I have an RC10 Graphite and I can't mount the bottom of the rear shock any where but all the way by the tire without the left CVD popping out of the left outdrive when the suspension goes full extension. This Is a problem for two reasons. 1. I get less travel for track use & 2, my Street tires rub on the metal washer. The chassis was a 6 gear chassis with a Stealth mounted at a latter time. The CVD's are not the stock ones. I'm not 100% but they look just like these MIP's:
What Can I do to Fix this? Thank you for your time.
Put a couple shims on the outer bone (inside the rear hub carrier) on the inner side towards the transmission. This will "pull" the CVD back in towards the outdrive cup.
Daddeo wrote:Put a couple shims on the outer bone (inside the rear hub carrier) on the inner side towards the transmission. This will "pull" the CVD back in towards the outdrive cup.
Hope this makes sense .
I was thinking about that but the wheel pin is already right up against the outer bearing... will a shim still work?
How far in (toward the trans) on the out-drives does the bone sit when the car is level? Are the bones on each side the same length? You might also soften the oil and spring rates in the rear so not to allow full extension when the pressure is off the chassis.
I would double check the length. Are you using 1/4in CVD or the 3/16 CVD? I think some of us have found that the B44 REAR CVD bone is about the right length. You can also play around with the shims as prev. suggested.
I'm almost 100% sure they are the MIP's Part #1007 , Product description says they are for all RC10's. It looks like the Right rear bone sits in just a bit more in than the left, enough not to pop out at full extension... maybe a shim or two might work on the left... I'll have to run to the hobby shop today. Thanks for all the help.
If a shim doesn't work what else might I be looking for?
also If I do have the wrong CVD's which ones can I get that will fit associated wheels part# 6805?

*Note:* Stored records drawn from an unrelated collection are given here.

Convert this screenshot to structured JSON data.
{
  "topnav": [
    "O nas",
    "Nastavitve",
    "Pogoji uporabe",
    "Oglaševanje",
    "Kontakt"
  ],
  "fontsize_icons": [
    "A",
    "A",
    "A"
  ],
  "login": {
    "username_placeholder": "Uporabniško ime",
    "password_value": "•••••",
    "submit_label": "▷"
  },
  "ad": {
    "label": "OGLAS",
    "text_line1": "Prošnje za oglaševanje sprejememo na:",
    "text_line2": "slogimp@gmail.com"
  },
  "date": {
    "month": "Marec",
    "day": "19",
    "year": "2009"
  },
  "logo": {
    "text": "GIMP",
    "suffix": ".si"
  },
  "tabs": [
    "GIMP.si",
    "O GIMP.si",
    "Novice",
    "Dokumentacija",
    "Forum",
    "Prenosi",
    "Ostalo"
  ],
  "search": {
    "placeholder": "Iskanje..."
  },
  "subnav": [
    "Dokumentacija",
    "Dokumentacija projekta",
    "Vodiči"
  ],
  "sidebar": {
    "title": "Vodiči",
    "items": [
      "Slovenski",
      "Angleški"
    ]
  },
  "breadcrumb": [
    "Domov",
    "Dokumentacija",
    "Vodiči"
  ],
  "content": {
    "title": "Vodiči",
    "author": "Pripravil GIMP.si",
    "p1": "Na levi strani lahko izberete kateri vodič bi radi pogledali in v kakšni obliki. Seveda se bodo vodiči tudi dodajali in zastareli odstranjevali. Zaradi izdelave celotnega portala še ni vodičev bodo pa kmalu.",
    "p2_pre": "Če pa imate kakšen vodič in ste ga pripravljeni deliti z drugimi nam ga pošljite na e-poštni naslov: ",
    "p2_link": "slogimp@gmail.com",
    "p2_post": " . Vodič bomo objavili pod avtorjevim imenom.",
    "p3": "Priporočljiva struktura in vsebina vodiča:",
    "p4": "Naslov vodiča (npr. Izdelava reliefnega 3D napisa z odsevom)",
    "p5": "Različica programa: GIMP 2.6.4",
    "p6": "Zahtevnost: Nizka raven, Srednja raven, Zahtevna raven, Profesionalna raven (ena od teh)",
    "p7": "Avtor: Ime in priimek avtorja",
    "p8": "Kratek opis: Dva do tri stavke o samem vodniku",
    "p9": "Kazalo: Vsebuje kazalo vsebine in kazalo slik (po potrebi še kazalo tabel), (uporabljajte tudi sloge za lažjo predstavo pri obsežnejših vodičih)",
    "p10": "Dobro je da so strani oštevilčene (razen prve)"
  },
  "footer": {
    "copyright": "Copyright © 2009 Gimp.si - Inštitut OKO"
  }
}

If possible, take a few pictures: at full extension, wheels off the ground; at full compression; at ride height, wheels on the ground. That might help with the diagnosis.
Those are the correct CVDs for that car and wheels.
Do your rear shocks have internal spacers installed? There are generally downstop/spacers in each rear shock that limit the amount of extension (the manual for the graphite calls for three 6466 spacers).
Check your rear camber. Is there a lot of positive camber at full extension?
well I was going to take a few pictures as suggested but.... I was looking over the car one more time and noticed that the previous owner (my friends dad) drilled the stealth holes just a hair off. They are just a tad over to the right, just enough for the left bone to pop out at full extension. I might still be able to correct it with shims but if not I guess i'll just have to live with it. Thanks for all the input from every one.
You could also fill the holes in the graphite chassis and use a template to re-drill and countersink the stealth mounting holes.It is a easy repair. I have used jb weld and also panel bond to repair holes in a few resto's and have had no problems as far as strenght goes. I think the panel bond is made by 3m.
rctenracer's solution is pretty much the best solution short of shooting a decent chassis from the bay.
If you still have the original rear hubs with the flanged bearrings you could just sand / grind down the hub as much as you need to till the dogbone fits right.
Of couse your setup will always be off by that amount.
rctenracer wrote:You could also fill the holes in the graphite chassis and use a template to re-drill and countersink the stealth mounting holes.It is a easy repair. I have used jb weld and also panel bond to repair holes in a few resto's and have had no problems as far as strenght goes. I think the panel bond is made by 3m.